Koskoca bir yazı arkamızda bıraktık ve en güzel mevsimlerden birinin ilk günü bugün… Sonbahar.
Sonbahar kimilerine hüzün, kimilerine dökülen yapraklar ile bir burukluk, yazı ve sıcağı sevmeyenlere ise mutluluk verirken koskoca bir seneyi daha devirdiğimizin en güzel resmidir diyebiliriz. Sokağa çıktığınızda artık yem yeşil yaprakları değil sararmış ve yerlere düşmüş yaprakları görmeye başlayacaksınız. Boğucu nem ve sıcaklar yerini hafif rüzgarlar akşamları ise üşüten bir havaya bırakacak.
Bir yandan da bir melankolik hava alıp götürecek benliğinizi. Kendinizi çok mutlu hissederken bir anda yağmur başlayacak ve içinize bir sıkıntı oturmuş gibi olacak. Hep ayrılık mevsimini sembolize etti çünkü Eylül… Her düşen yaprak sanki kalpten kopup giden bir parça gibi gelecek çünkü mevsim sonbahar artık.

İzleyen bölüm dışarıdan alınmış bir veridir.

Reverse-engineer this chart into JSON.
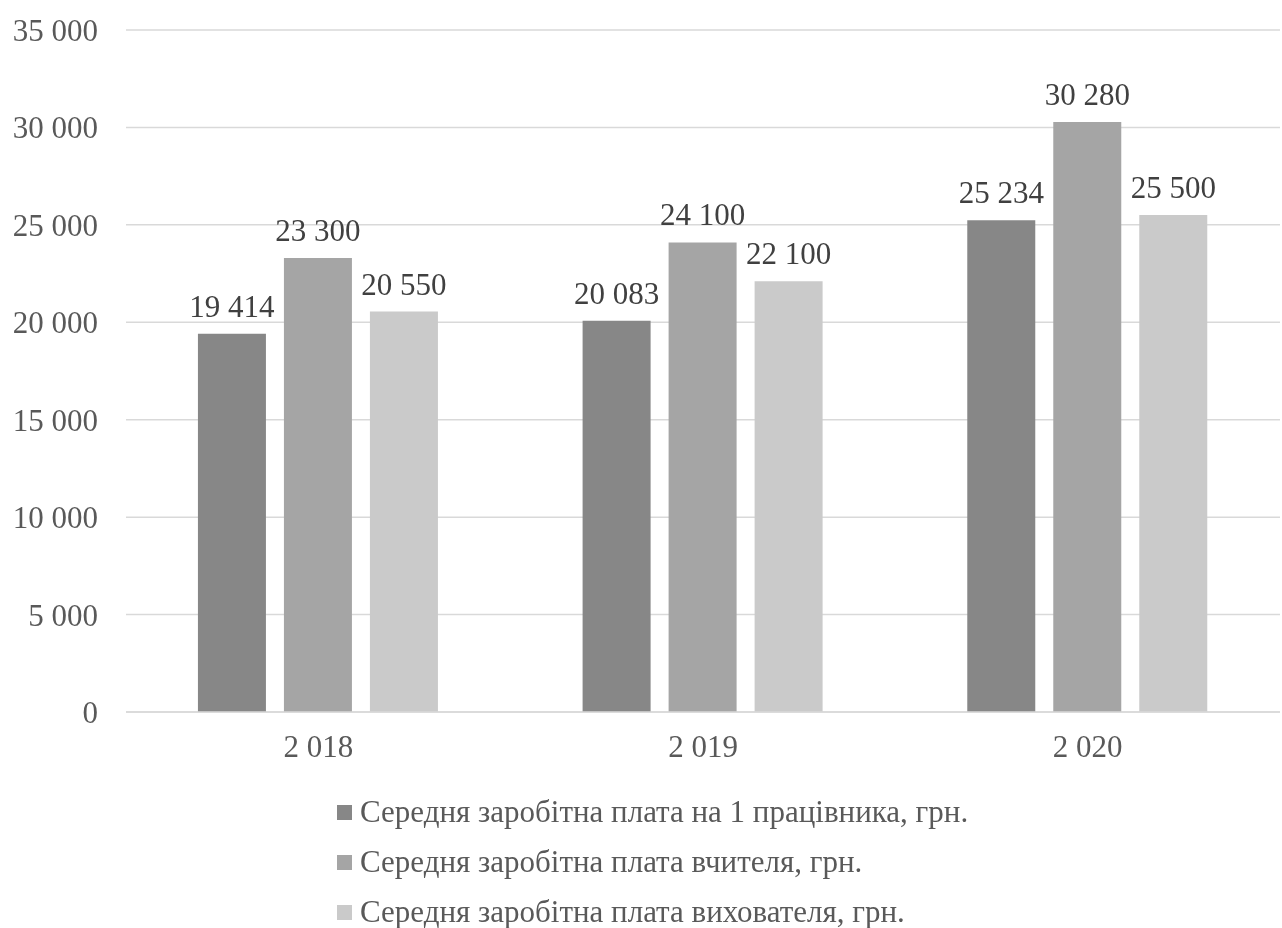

Bu kadar yoğun duyguları anlatan Eylül’ün Türk edebiyatındaki birçok şairinde kalemine konu olmuş tabiiki. Ama en güzeli ne diye sorarsanız bence Cemal Süreyya’nın Eylül’ü…
“Dalından kopan yaprakların
Sararan yanlarına yazdım adını
Sahte bir gülüşten ibarettin oysa.
Ve hiç bilmedin ellerimin soğuğunu.
Eylül’dü……
Di’li geçmiş bir zamandı yaşadığımız
Adımlarımızın kısalığı bundandı
Bundandı gözlerimin durgunluğu.
Sarı sıcak cümlelerde sözün kadar yalan,
Ellerin kadar ıssız,
Sen kadar zamansız molalar veriyordum
Ve çocuksu bir bencillikti hüznümüz.
Eylül’dü…..
İzlerini çizdiği zaman ansızın gidişin,
Şimdi yoktu bi anlamı suskunluğun.
Çırılçıplak kalakaldım sessizliğinin orta yerinde.
Sonra sesime yankı vermeyen uçurumlar kıyısında yürüdüm bir zaman
En çok sesini aradım.
Gözlerinse asılı bıraktığın yerdeydiler hâlâ.
Gözlerini sildi zaman..
Dedim ya… Eylül’dü.
Savruluşu bundandı kimsesizliğimizin.”